Leveraging YOLOv7-tiny, we redesigned the ELAN module by incorporating Pconv, significantly reducing the model’s parameter, and thereby streamlining the backbone feature extraction process. Further enhancements were achieved by integrating the CARAFE operator, which uses a larger receptive field for upsampling to boost model precision. Additionally, we introduced CA in the backbone and neck shallow layers, focusing the model more on critical areas when capturing features.
The architecture of Seedling-YOLO has shown substantial improvements in terms of precision and speed. Experimental validation confirmed that the model can effectively classify four types of broccoli seedling planting qualities. Notably, the
AP for detecting missing seedlings increased by 11.2%. Compared to the original model, Seedling-YOLO’s parameters were reduced by 20%, and FLOPs by 16%, with an
[email protected] of 94.3%, and an FPS of 29.7. This streamlined, more accurate model is suitable for deployment on standard hardware, achieving a detection precision of 93% at a speed of 0.6 m/s and a recognition efficiency of 180 plants/min in dual-row vegetable ridges with a plant spacing of 0.4 m. These capabilities fulfill high-speed planting requirements and provide robust technical support for field vegetable seedling supplementation.

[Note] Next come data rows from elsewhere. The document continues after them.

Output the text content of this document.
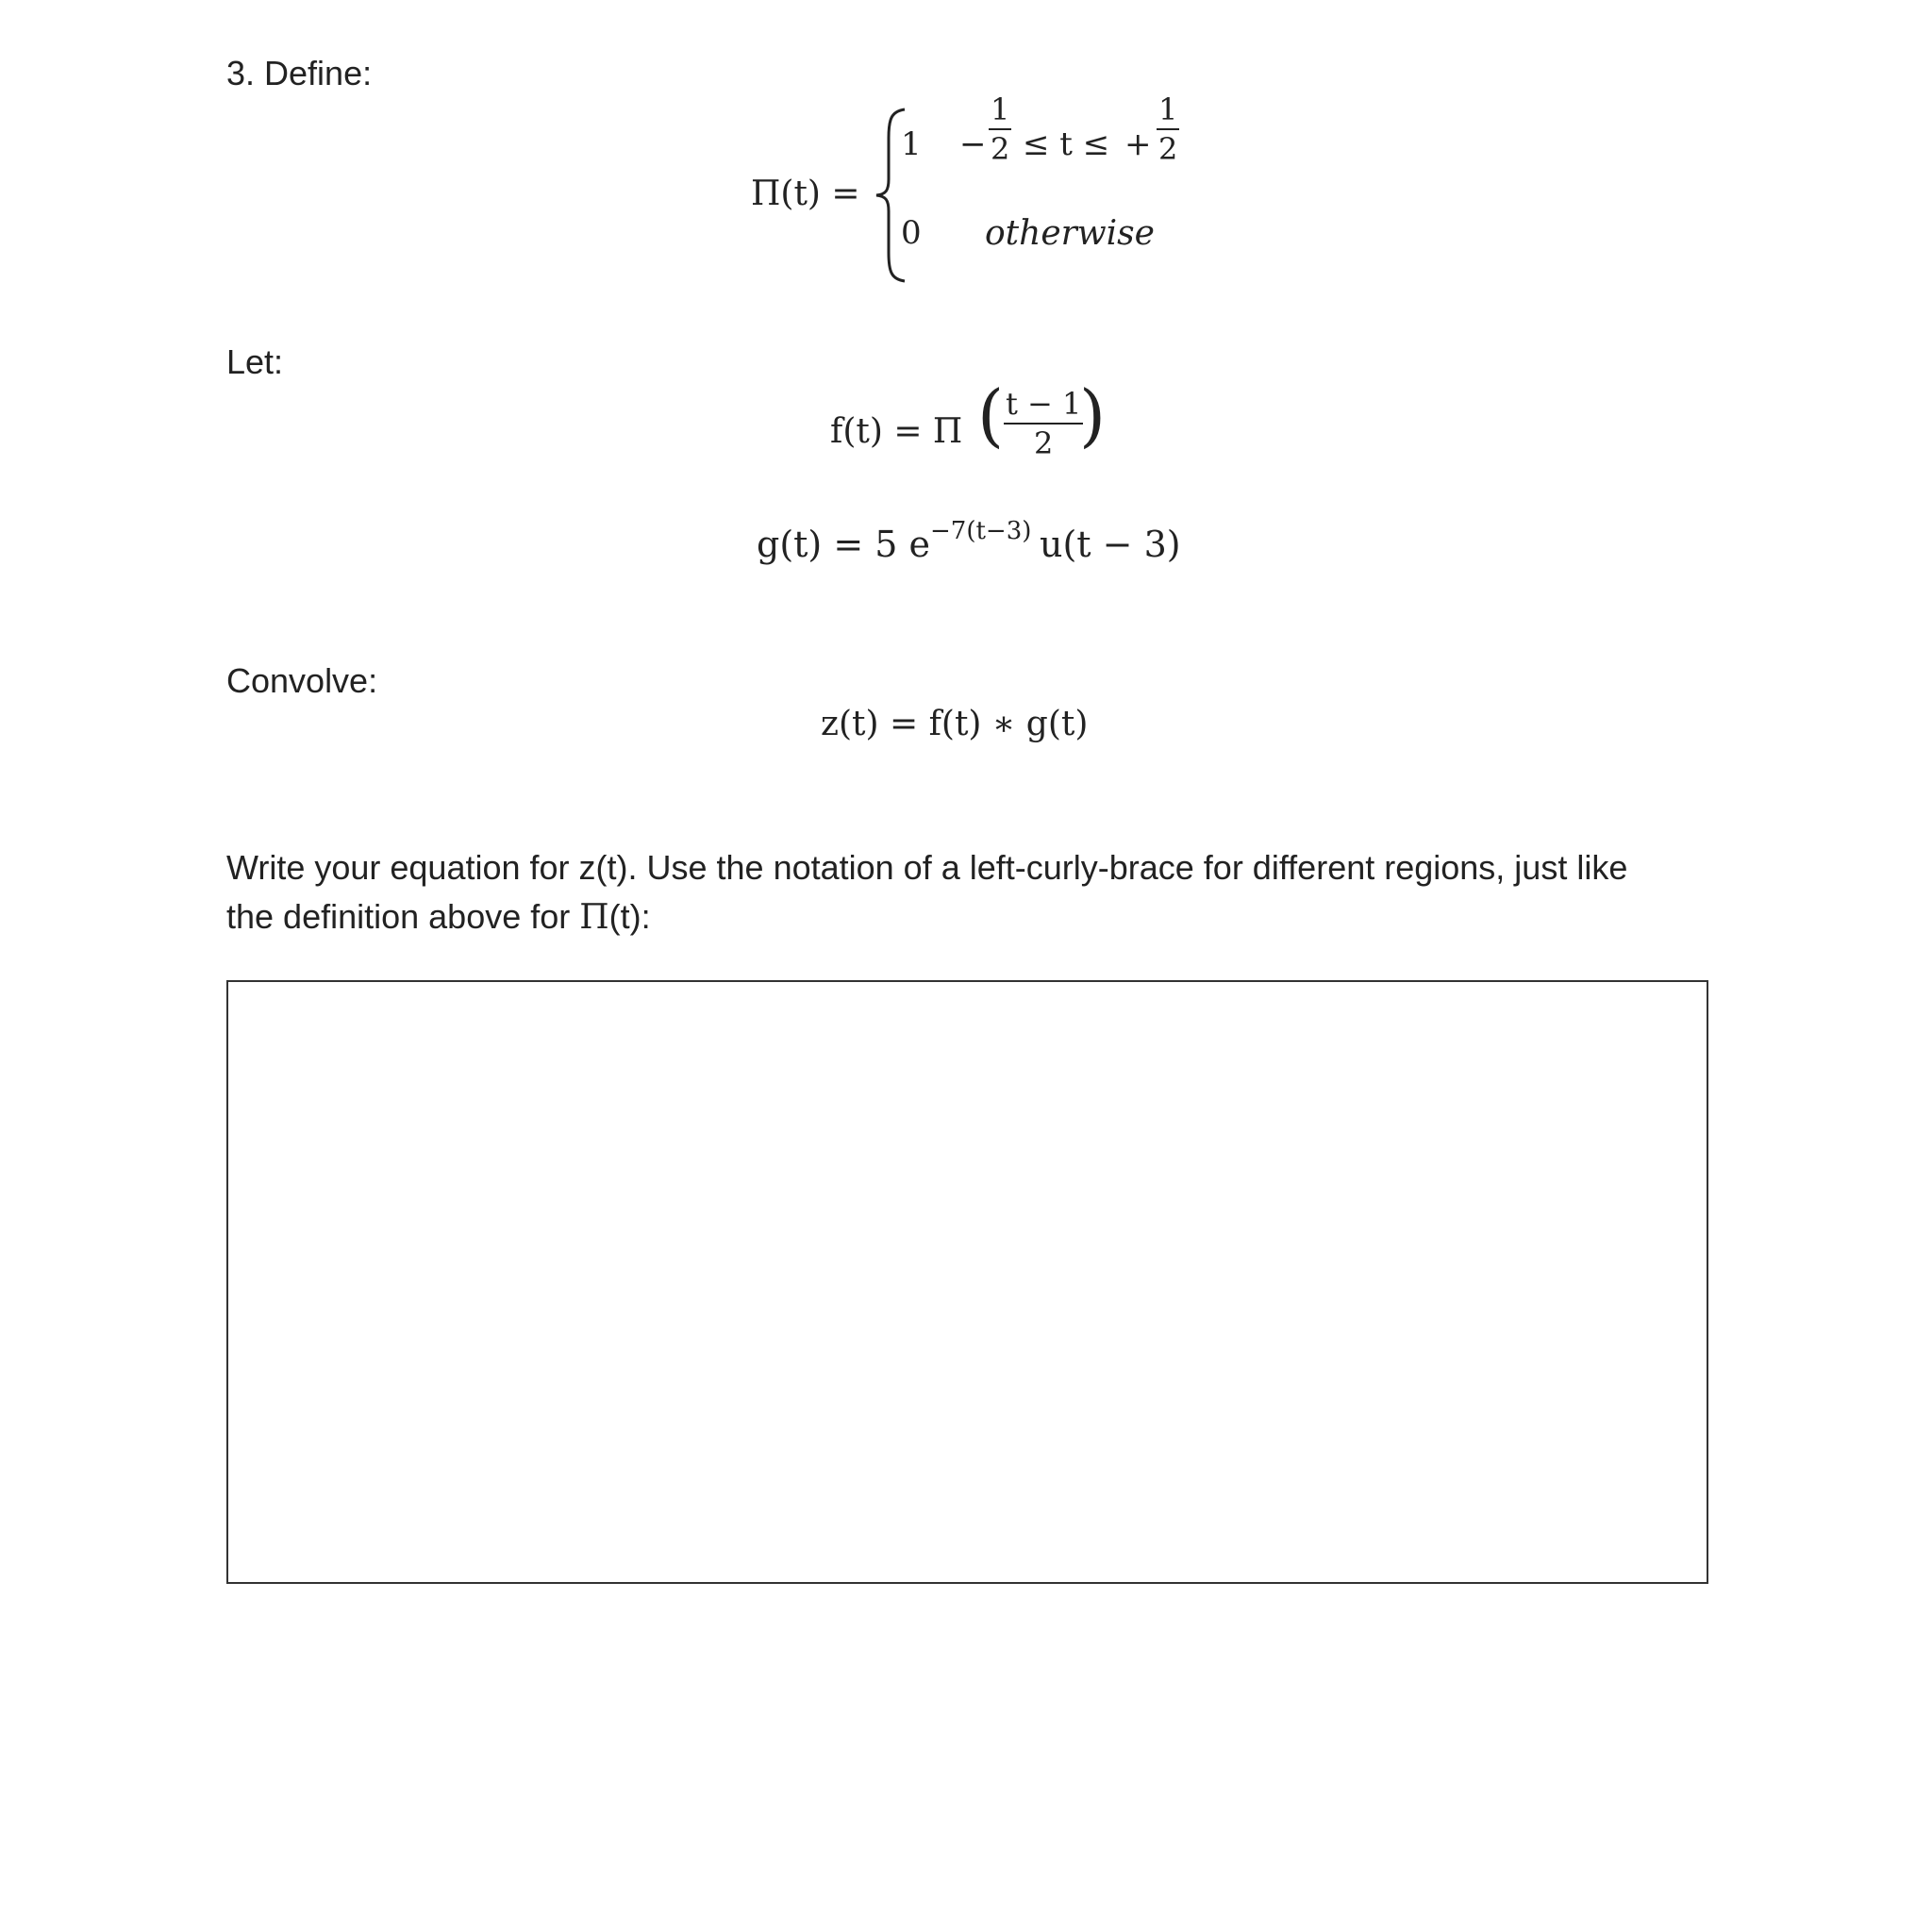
3. Define:
Let:
Convolve:
Π(t) =
1 −
1
2 ≤ t ≤ +
1
2
0 otherwise
f(t) = Π ( t − 1
2 )
g(t) = 5 e −7(t−3) u(t − 3)
z(t) = f(t) ∗ g(t)
Write your equation for z(t). Use the notation of a left-curly-brace for different regions, just like
the definition above for Π(t):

In future work, we plan to broaden the application of the model to include various other vegetable seedlings, aiming to increase the versatility of the seedling recognition system for diverse agricultural environments. Additionally, we plan to explore the development of advanced seedling picking and planting devices that integrate our visual recognition technology, potentially revolutionizing the mechanization of seedling planting and replanting operations. These expansions could significantly contribute to the global efforts in precision agriculture, aiming to improve crop yields, optimize resource use, and ensure food security.